Face à cet échec, les autorités publiques décident d’un nouveau plan triennal: le Plan intégré d’Import-substitution agropastoral et halieutique pour la période 2024-2026 (PIISAH 2024-2026). Conscient qu’avec un taux de croissance moyen de la production nationale de riz de seulement 3,9% sur la période 2013-2022, il n’atteindra pas les objectifs de production de la SDSR/PNIA 2020-2030 (4 millions de tonnes en 2025 et 8 millions de tonnes en 2030), le gouvernement s’y engage à développer une politique plus volontariste, plus robuste : vulgarisation des semences à haut rendement ; acquisition et distribution des semences de base certifiées de maïs ; mise à disposition d’engrais subventionnés ; aménagements et équipements des systèmes d’irrigation pour l’approvisionnement en eau des bassins de production; etc. Coût de la manœuvre : 66,3 milliards FCFA. Plus du double de la dotation du premier Plan.

L’échec de ce dernier a été si préoccupant que les responsables politiques vont prendre, dans le cadre du PIISAH des options audacieuses : la supervision générale du PIISAH est retirée au gouvernement et placée sous l’autorité directe du Secrétaire général de la présidence de la République ; les marchés publics pour sa mise en œuvre sont requalifiés en marchés spéciaux conformément aux dispositions de l’article 71 du Code des marchés publics.

Paradoxe

Sauf que paradoxalement, après avoir culminé à 2 246 241 tonnes en 2018 (qui apparaît aujourd’hui comme son maximum), la production nationale de maïs a commencé son reflux. Et en dehors de l’aberration statistique de 2021 où cette production a bondi de 17,5% en lecture annuelle pour se hisser à 2 452 474, elle a gardé une tendance globalement baissière depuis le début de la décennie (voir ci-dessous).

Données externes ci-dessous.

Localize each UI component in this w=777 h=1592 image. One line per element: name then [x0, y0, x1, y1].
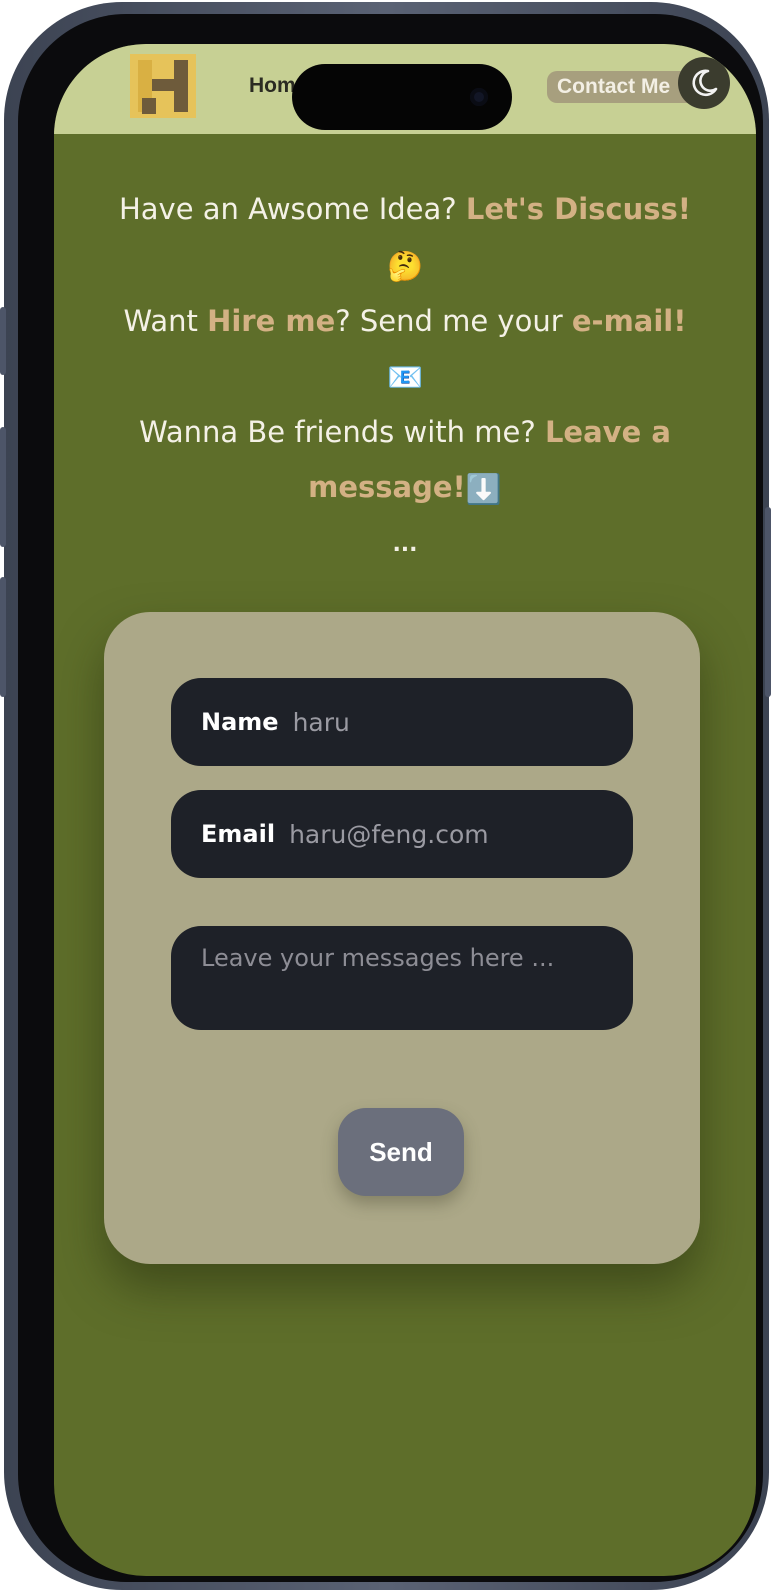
theme-toggle-button[interactable] — [678, 57, 730, 109]
phone-frame: Hom Contact Me Have an Awsome Idea? Let'… — [0, 2, 771, 1590]
message-field[interactable] — [171, 926, 633, 1030]
hire-me-highlight: Hire me — [207, 303, 336, 338]
name-field[interactable]: Name — [171, 678, 633, 766]
send-button[interactable]: Send — [338, 1108, 464, 1196]
ellipsis: ... — [392, 531, 418, 557]
phone-bezel: Hom Contact Me Have an Awsome Idea? Let'… — [18, 14, 763, 1582]
intro-line-2-text-a: Want — [123, 303, 208, 338]
name-input[interactable] — [292, 707, 573, 737]
email-input[interactable] — [289, 819, 570, 849]
message-textarea[interactable] — [201, 944, 601, 1014]
action-button — [0, 307, 6, 375]
intro-line-3: Wanna Be friends with me? Leave a messag… — [74, 405, 736, 517]
envelope-icon: 📧 — [386, 360, 424, 394]
intro-line-2-text-b: ? Send me your — [335, 303, 572, 338]
intro-line-3-text: Wanna Be friends with me? — [139, 415, 545, 449]
email-highlight: e-mail! — [571, 303, 687, 338]
lets-discuss-highlight: Let's Discuss! — [465, 192, 691, 226]
logo[interactable] — [130, 54, 196, 118]
volume-down-button — [0, 577, 6, 697]
intro-line-1: Have an Awsome Idea? Let's Discuss! — [74, 182, 736, 237]
down-arrow-icon: ⬇️ — [465, 471, 502, 506]
thinking-face-icon: 🤔 — [386, 248, 424, 283]
name-label: Name — [201, 708, 279, 736]
screen: Hom Contact Me Have an Awsome Idea? Let'… — [54, 44, 756, 1576]
intro-line-2: Want Hire me? Send me your e-mail! — [74, 294, 736, 349]
intro-line-2-emoji-row: 📧 — [74, 349, 736, 406]
volume-up-button — [0, 427, 6, 547]
intro-text: Have an Awsome Idea? Let's Discuss! 🤔 Wa… — [74, 182, 736, 572]
email-label: Email — [201, 820, 276, 848]
intro-line-1-text: Have an Awsome Idea? — [118, 192, 466, 226]
power-button — [765, 507, 771, 697]
moon-icon — [692, 69, 718, 97]
nav-home-link[interactable]: Hom — [249, 74, 296, 98]
intro-line-1-emoji-row: 🤔 — [74, 237, 736, 294]
dynamic-island — [292, 64, 512, 130]
contact-form-card: Name Email Send — [104, 612, 700, 1264]
front-camera — [470, 88, 488, 106]
logo-mark — [130, 54, 196, 118]
email-field[interactable]: Email — [171, 790, 633, 878]
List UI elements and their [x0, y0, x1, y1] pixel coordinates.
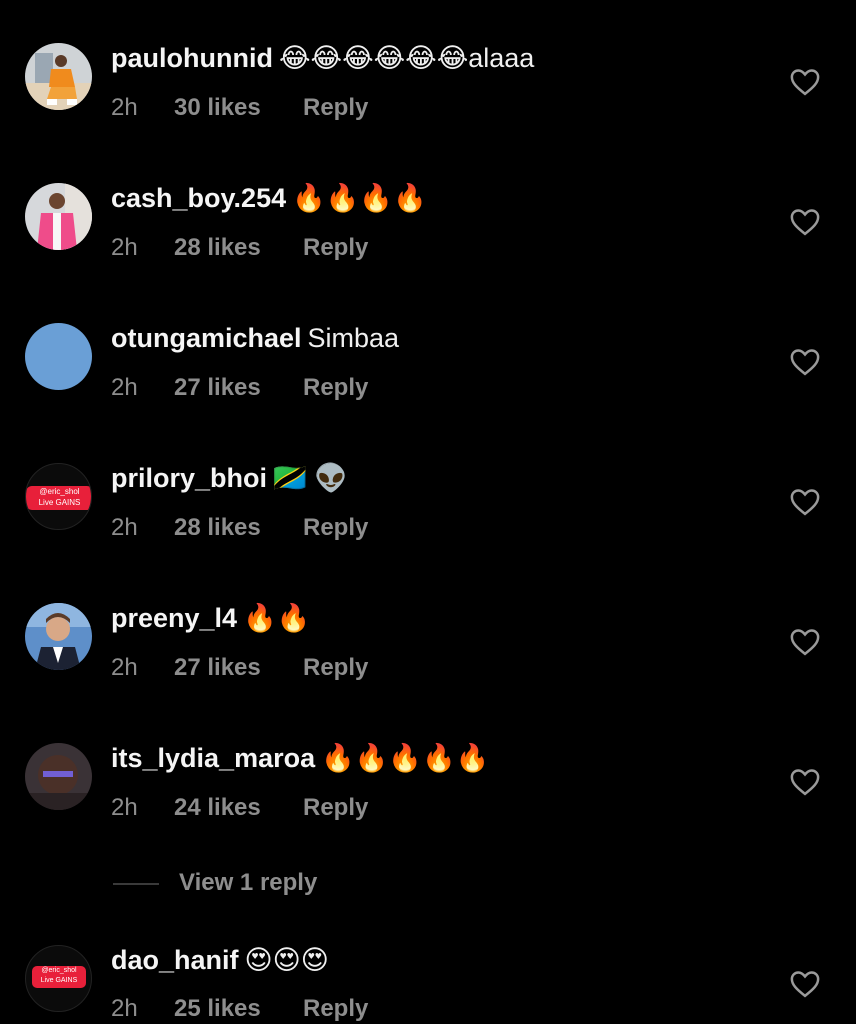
comment-line: cash_boy.254 🔥🔥🔥🔥 [111, 181, 427, 215]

En cause, selon le constat même du gouvernement : une faible accessibilité aux semences améliorées ; l’insuffisance des semences pré-base et de base ; la faible mécanisation de la production ; une production très atomisée ; des pertes en champ et post récolte élevées (10-30%) ; une transformation essentiellement artisanale ; l’enclavement des bassins de production ; la faible organisation des producteurs ; des difficultés d’écoulement de la production ; le coût élevé des engrais et pesticides ; un accès insuffisant aux financements pour les petits producteurs. Et un retournement désormais tendanciel des conditions climatiques. C’est d’ailleurs à cette variation climatique (une rareté des pluies en début de campagne agricole) que l’on doit une grande partie du recul en glissement annuel de 14,4% de la production de 2022.

Ce sont ces contraintes que peinent à lever les politiques publiques en cours de développement par les autorités publiques.